Pour évaluer le potentiel effet indésirable de l’augmentation des taux, nous nous basons sur un scénario comparable à 1994. Durant cette « annus horribilis », les taux des bons du Trésor à 10 ans avaient augmenté de 200 points de base, et les rendements obligataires moyens avaient été de -10 % environ. Dans notre étude, nous avons calculé que les valeurs à faible volatilité affichent un beta d’environ 0,3 par rapport aux obligations9. Dans un tel scénario, les stratégies à faible volatilité afficheraient par conséquent une performance de -3 % (= -10 % x 0,3).
En valeur nominale, cela représente un sacré coup de massue. Pour autant, comparé à la volatilité habituelle de l’alpha (environ 6 % par an), cela n’est pas particulièrement extrême. Autrement dit, l’impact des variations de taux est surtout secondaire et souvent éclipsé par l’influence d’autres facteurs (c’est-à-dire la volatilité de l’alpha) sur la performance des stratégies de faible volatilité.
Il existe également un autre scénario (plus probable) selon lequel les taux d’intérêt resteront bas pendant de nombreuses années. L’histoire suggère que les faibles taux d’intérêt ne sont pas forcément problématiques pour les valeurs peu volatiles. Dans l’une de nos études, nous avons découvert que le facteur volatilité a été capable de générer de solides performances aux États-Unis dans les années 1940 et 1950, lorsque les taux d’intérêt étaient structurellement bas10.
Conclusion, nous pensons que les arguments en faveur de la faible volatilité n’ont pas faibli, bien au contraire.
Notes de bas de page
1Voir Mosselaar, J.S., 2021, « Dissecting the 2020 performance of low volatility indices », article Robeco.
2Cette estimation repose sur les données à long terme de la stratégie Robeco Global Conservative Equities et de l’indice MSCI World Minimum Volatility, tous deux en euros.
3Voir Blitz, D. et van Vliet, P., 2014, « Investissement à faible volatilité : prévoyez l’imprévu », livre blanc Robeco.

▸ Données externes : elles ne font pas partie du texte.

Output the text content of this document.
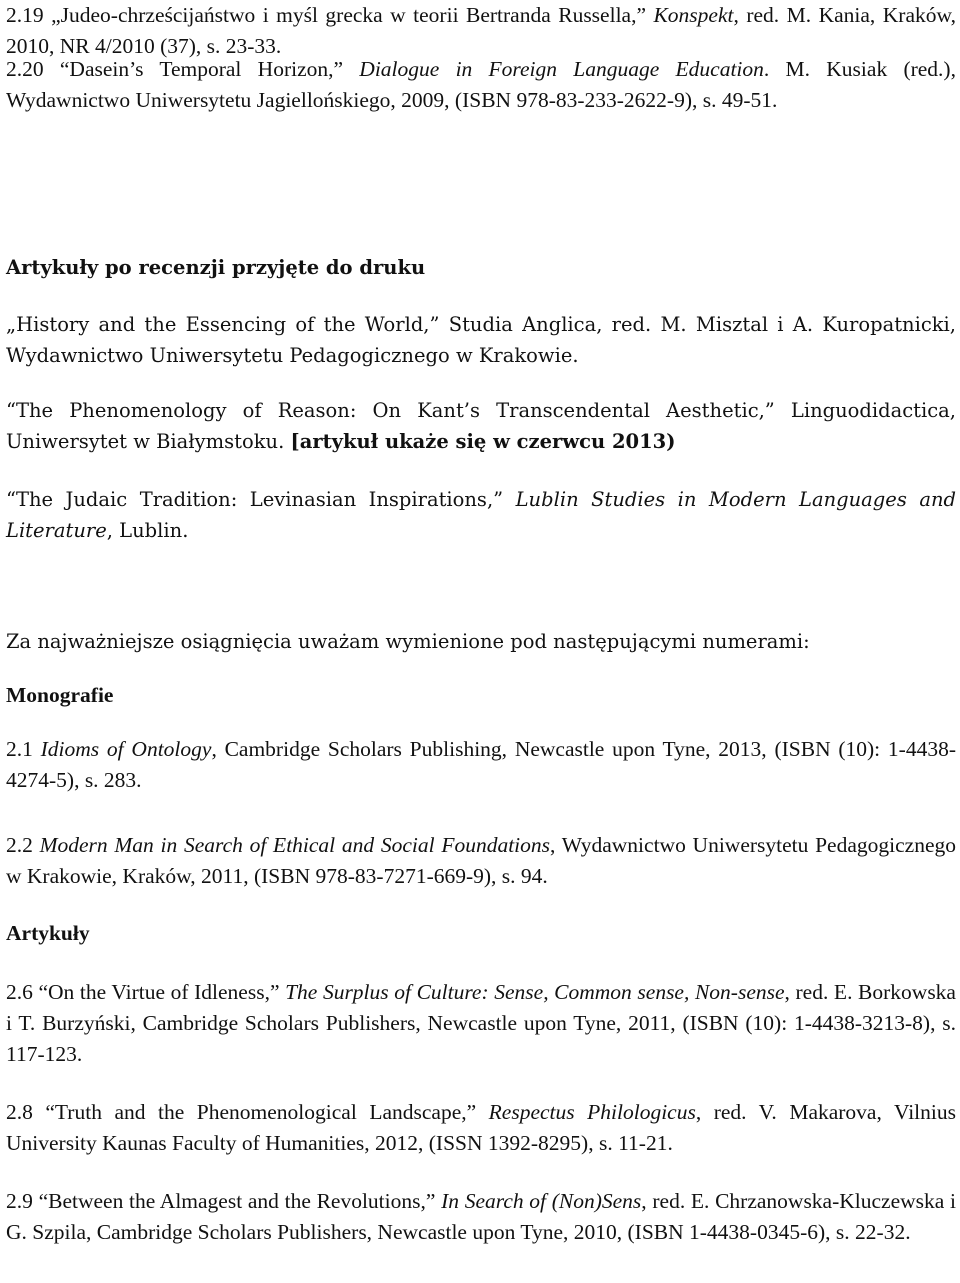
2.19 „Judeo-chrześcijaństwo i myśl grecka w teorii Bertranda Russella,” Konspekt, red. M. Kania, Kraków, 2010, NR 4/2010 (37), s. 23-33.

2.20 “Dasein’s Temporal Horizon,” Dialogue in Foreign Language Education. M. Kusiak (red.), Wydawnictwo Uniwersytetu Jagiellońskiego, 2009, (ISBN 978-83-233-2622-9), s. 49-51.

Artykuły po recenzji przyjęte do druku

„History and the Essencing of the World,” Studia Anglica, red. M. Misztal i A. Kuropatnicki, Wydawnictwo Uniwersytetu Pedagogicznego w Krakowie.

“The Phenomenology of Reason: On Kant’s Transcendental Aesthetic,” Linguodidactica, Uniwersytet w Białymstoku. [artykuł ukaże się w czerwcu 2013)

“The Judaic Tradition: Levinasian Inspirations,” Lublin Studies in Modern Languages and Literature, Lublin.

Za najważniejsze osiągnięcia uważam wymienione pod następującymi numerami:

Monografie

2.1 Idioms of Ontology, Cambridge Scholars Publishing, Newcastle upon Tyne, 2013, (ISBN (10): 1-4438-4274-5), s. 283.

2.2 Modern Man in Search of Ethical and Social Foundations, Wydawnictwo Uniwersytetu Pedagogicznego w Krakowie, Kraków, 2011, (ISBN 978-83-7271-669-9), s. 94.

Artykuły

2.6 “On the Virtue of Idleness,” The Surplus of Culture: Sense, Common sense, Non-sense, red. E. Borkowska i T. Burzyński, Cambridge Scholars Publishers, Newcastle upon Tyne, 2011, (ISBN (10): 1-4438-3213-8), s. 117-123.

2.8 “Truth and the Phenomenological Landscape,” Respectus Philologicus, red. V. Makarova, Vilnius University Kaunas Faculty of Humanities, 2012, (ISSN 1392-8295), s. 11-21.

2.9 “Between the Almagest and the Revolutions,” In Search of (Non)Sens, red. E. Chrzanowska-Kluczewska i G. Szpila, Cambridge Scholars Publishers, Newcastle upon Tyne, 2010, (ISBN 1-4438-0345-6), s. 22-32.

Dans cet article, nous avons utilisé les données historiques couvrant une période de 85 ans pour montrer que les investisseurs qui investissent dans la faible volatilité devraient être préparés à ce type de résultat inattendu.
4Blitz, D., Falkenstein, E. et van Vliet, P., 2014, « Explanations for the volatility effect: An overview based on the CAPM assumptions », Journal of Portfolio Management, 40(3), 61-76.
5Voir Barber, B., Huang, X., Odean, T. et Schwarz, C., 2020, « Attention induced trading and returns: Evidence from Robinhood users », document de travail SSRN n° 3715077.
6Voir Ben-David, I., Franzoni, F., Kim, B. et Moussawi, R., 2021. « Competition for attention in the ETF space », document de travail SSRN n° 3765063.
7Voir Blitz, D., Hanauer, M. et van Vliet, P., 2021, « The volatility effect in China », Journal of Asset Management, à paraître.
8Voir Baker, M. et Wurgler, J., 2012, « Comovement and predictability relationships between bonds and the cross-section of stocks », Review of Asset Pricing Studies 2(1), 57-87 ; De Franco, C., Monnier, B. et Rulik, K., 2017, « Interest rate exposure of volatility portfolios », Journal of Index Investing 8(2), 53-67 ; et Blitz, D., 2020, « The Risk-Free Asset Implied By the Market: Medium-term bonds instead of short-term bills », Journal of Portfolio Management, 46(8), 120-132.
9Blitz, D., van der Grient, G. et van Vliet, P., 2014, « Interest rate risk in low volatility strategies », livre blanc Robeco
10Voir Blitz, D., van Vliet, P. et Baltussen, G., 2020, « The volatility effect revisited », Journal of Portfolio Management, 46(2), 45-63.